Такой же грандиозный масштаб создается Достоевским при апокалипсической картине во время бредовых видений Раскольникова (эпилог «Преступления и наказания»): «Ему грезилось в болезни, будто весь мир осужден в жертву какой-то страшной, неслыханной и невидимой моровой язве, идущей из глубины Азии на Европу ( ...) какие-то новые трихины ( ...) Но эти существа были духи, одаренные умом и волей. Люди ( ...) становились тотчас же бесноватыми и сумасшедшими (...) всякий думал, что в нем одном и заключается истина (...) не могли согласиться, что считать злом, что добром ( ...) Люди убивали друг друга в какой-то бессмысленной злобе» (6, 420).

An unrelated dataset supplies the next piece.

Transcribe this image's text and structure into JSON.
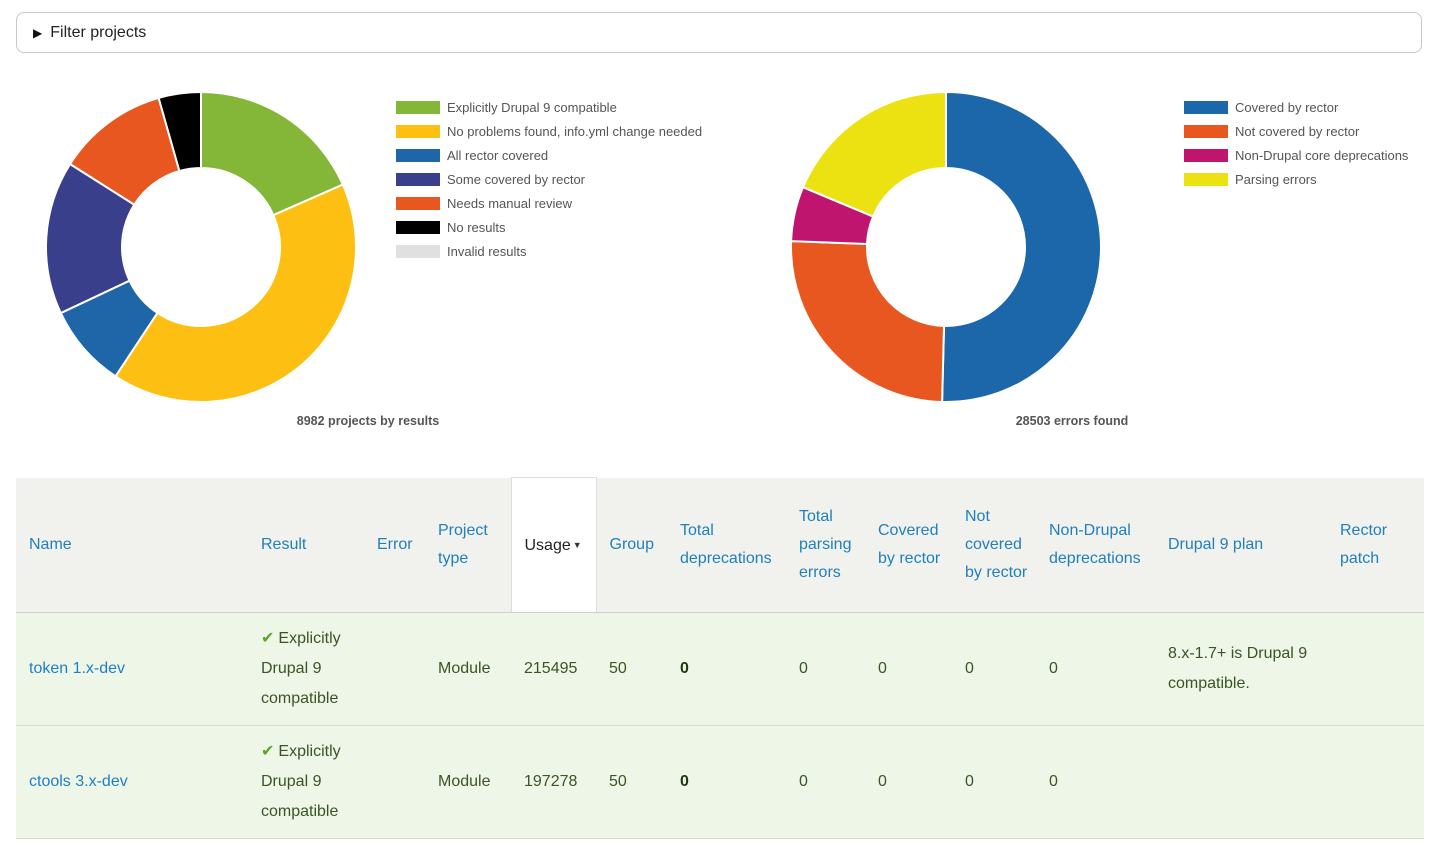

Раскольникову видится, что идут по всей земле убийства, голод, пожары, все гибнет — и спастись могут лишь несколько избранных, коим предстоит начать новый род людей. В этой грандиозности и антиутопичности Достоевский следует не за народными легендами (самая сильная народная антиутопия, хорошо знакомая Достоевскому, — ее рассказывает Алеше Иван Карамазов — «Хождение Богородицы по мукам» повествует о мучениях грешников в аду, но не касается гибели всего рода людского), а скорее он идет за катастрофическими главами цикла кн. В.Ф. Одоевского «Русские ночи» (1844) — «Последнее самоубийство» и «Город без имени». Антиутопии Одоевского и Достоевского — предвестья катастрофических сюжетов в русской литературе ХХ в.; в этом отношении они оказались более «перспективными», чем розовые утопические островки в сложном художественном и идеологическом море Достоевского.
1 Достоевский Ф.М. Полн. собр. соч. в 30 т. Т. 6. Л., «Наука», 1973. С. 421. Все дальнейшие ссылки на это издание даются в тексте с указанием тома и страниц.
2 См. Памятники литературы Древней Руси. XIV - середина XV века. М., «Худ. лит.», 1981. С. 48.
3 Там же. XII век. М., 1980. С.154-165.